The trick is attaching closures at creation time that close over the connection and table name.

Convention for Internal State

Use double underscores for internal fields that shouldn't be part of the public API:

model = {}
model["__conn__"] = conn        # internal: database connection
model["__table__"] = name       # internal: table name
model["insert"] = fn(attrs)     # public: insert a record
  # ...
end

This isn't enforced by the language — it's a convention.
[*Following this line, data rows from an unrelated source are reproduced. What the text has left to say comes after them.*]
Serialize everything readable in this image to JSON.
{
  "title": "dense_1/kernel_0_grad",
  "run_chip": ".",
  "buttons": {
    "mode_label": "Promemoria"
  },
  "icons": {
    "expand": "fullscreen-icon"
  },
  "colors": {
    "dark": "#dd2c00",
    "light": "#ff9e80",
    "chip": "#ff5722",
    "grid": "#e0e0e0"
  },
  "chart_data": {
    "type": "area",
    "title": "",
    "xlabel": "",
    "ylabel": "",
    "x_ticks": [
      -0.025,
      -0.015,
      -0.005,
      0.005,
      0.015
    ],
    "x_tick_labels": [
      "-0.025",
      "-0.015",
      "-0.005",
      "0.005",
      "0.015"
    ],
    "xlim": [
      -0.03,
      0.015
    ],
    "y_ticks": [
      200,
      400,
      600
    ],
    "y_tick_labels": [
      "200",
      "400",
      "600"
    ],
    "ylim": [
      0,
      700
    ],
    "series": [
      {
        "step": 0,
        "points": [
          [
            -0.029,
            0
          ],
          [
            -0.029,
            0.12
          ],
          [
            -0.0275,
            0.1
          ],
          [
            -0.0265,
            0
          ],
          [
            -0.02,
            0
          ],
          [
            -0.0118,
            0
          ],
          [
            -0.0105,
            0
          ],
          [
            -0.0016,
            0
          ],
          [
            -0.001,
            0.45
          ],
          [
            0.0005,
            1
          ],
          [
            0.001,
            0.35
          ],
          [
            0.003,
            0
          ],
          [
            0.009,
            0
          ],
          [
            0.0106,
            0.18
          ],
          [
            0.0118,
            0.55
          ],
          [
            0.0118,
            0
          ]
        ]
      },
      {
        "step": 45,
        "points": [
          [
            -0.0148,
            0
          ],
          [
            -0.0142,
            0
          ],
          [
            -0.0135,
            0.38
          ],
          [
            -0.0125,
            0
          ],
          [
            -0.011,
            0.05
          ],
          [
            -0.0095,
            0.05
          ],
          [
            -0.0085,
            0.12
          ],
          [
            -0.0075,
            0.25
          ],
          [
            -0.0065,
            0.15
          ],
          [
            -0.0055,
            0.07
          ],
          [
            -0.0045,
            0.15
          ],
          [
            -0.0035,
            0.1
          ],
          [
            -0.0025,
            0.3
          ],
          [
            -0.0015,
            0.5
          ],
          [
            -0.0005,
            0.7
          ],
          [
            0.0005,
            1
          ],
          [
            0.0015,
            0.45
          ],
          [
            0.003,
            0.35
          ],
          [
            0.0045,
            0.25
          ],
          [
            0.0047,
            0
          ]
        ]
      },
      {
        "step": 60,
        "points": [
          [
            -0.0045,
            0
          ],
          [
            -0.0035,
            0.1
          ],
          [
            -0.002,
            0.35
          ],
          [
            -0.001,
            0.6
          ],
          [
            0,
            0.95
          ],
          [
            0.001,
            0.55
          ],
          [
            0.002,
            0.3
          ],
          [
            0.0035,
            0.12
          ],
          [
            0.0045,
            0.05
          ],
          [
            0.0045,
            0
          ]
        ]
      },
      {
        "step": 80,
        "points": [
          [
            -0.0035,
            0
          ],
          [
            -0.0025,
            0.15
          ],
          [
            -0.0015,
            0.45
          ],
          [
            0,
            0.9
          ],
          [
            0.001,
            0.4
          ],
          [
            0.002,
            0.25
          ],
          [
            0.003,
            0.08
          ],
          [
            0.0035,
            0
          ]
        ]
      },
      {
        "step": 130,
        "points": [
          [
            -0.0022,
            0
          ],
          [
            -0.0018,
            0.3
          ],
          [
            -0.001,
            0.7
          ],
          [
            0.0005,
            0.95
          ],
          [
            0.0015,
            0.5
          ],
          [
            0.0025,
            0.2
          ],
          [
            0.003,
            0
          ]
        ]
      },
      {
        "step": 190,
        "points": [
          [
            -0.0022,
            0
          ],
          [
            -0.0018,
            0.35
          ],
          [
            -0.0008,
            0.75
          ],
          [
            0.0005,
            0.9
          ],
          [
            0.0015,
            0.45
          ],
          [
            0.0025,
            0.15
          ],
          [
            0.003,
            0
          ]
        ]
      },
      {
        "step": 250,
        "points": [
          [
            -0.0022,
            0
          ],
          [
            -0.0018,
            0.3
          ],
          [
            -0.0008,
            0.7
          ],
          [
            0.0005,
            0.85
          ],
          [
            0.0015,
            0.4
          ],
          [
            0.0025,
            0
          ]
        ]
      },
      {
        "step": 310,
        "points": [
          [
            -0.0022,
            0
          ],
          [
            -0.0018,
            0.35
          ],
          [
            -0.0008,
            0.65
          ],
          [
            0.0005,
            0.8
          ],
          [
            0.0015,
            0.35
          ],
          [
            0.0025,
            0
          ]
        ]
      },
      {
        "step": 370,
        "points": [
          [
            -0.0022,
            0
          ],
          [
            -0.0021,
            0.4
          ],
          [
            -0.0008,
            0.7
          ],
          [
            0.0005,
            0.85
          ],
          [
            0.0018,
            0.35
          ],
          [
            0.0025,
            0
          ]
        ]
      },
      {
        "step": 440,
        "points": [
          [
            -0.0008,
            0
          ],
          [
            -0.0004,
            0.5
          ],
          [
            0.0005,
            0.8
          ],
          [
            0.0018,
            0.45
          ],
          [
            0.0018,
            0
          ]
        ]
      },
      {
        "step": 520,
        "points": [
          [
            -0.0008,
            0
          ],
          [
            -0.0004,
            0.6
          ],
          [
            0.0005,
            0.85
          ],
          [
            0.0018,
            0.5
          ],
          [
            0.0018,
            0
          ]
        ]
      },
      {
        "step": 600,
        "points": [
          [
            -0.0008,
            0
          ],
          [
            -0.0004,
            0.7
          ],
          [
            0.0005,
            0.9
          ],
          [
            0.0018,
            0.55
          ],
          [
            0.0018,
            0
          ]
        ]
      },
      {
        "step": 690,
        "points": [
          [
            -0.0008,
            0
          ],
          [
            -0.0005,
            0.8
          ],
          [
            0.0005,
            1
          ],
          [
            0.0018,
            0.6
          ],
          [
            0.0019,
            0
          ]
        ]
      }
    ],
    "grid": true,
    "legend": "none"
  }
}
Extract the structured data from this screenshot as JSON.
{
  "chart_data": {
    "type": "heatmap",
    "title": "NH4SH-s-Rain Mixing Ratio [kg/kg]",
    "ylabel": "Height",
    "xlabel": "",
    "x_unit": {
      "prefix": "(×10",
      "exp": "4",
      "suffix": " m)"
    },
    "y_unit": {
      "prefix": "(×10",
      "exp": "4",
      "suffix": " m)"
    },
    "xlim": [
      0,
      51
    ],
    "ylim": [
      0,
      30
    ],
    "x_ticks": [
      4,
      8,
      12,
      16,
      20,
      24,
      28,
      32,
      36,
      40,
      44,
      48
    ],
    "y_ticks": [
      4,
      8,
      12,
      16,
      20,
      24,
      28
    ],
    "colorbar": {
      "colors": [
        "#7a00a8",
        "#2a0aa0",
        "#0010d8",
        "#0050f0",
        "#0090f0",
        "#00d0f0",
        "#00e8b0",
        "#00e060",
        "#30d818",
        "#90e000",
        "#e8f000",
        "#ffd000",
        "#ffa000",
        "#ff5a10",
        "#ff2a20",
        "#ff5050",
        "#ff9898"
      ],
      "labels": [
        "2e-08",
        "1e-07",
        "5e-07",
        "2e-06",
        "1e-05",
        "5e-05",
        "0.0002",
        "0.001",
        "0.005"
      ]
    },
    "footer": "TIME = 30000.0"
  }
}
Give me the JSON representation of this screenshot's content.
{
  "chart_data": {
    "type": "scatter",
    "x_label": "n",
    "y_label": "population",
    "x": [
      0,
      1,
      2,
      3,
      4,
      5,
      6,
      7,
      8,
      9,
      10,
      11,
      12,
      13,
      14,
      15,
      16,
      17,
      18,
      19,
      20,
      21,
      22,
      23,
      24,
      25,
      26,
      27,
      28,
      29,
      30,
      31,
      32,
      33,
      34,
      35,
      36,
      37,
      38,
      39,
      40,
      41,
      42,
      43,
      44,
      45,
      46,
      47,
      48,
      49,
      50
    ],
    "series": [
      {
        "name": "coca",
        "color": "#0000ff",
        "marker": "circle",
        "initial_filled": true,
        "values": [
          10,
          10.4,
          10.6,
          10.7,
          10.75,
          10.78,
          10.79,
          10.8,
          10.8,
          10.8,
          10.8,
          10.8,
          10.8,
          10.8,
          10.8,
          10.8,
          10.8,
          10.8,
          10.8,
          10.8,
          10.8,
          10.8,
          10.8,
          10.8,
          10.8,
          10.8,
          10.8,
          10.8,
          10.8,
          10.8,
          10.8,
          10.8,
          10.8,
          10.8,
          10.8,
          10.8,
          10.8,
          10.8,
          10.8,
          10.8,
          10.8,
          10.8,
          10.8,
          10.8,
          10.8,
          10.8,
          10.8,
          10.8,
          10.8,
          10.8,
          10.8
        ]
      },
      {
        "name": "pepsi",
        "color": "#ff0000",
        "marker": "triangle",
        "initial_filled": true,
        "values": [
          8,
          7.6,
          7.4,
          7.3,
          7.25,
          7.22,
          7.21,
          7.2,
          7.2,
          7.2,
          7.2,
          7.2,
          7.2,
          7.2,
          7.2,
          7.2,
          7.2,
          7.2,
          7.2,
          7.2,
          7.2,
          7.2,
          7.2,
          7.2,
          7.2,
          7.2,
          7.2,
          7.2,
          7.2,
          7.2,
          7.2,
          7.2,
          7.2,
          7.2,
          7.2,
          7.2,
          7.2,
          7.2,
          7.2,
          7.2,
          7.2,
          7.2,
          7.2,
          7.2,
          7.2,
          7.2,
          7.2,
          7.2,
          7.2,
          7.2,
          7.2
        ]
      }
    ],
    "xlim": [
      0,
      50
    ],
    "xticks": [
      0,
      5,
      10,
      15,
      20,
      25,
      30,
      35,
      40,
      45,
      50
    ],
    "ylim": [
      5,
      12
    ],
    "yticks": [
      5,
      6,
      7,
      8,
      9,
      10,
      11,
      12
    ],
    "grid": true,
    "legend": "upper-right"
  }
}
But it clearly separates interface from implementation.


The Rugo Philosophy

After eight chapters, the philosophy boils down to a few principles:

  1. Start simple. Hashes before structs. Functions before classes. Graduate to more structure only when you need it.

  2. Be explicit about failure. Use try/or at the right level. Don't let errors propagate silently, and don't panic unnecessarily.

  3. Compose small pieces. Collection methods, lambdas, and closures combine into surprisingly powerful patterns without complex abstractions.

  4. Use the shell. Don't rewrite curl or grep in Rugo. Shell out for what the shell does best, then process results in Rugo.

  5. Test where you code. Inline rats blocks keep tests and implementation together. Use them.

Rugo doesn't try to be everything. It's a sharp tool for a specific job: scripts and tools that need more structure than Bash but less ceremony than Go. Write it clean, keep it simple, ship a binary.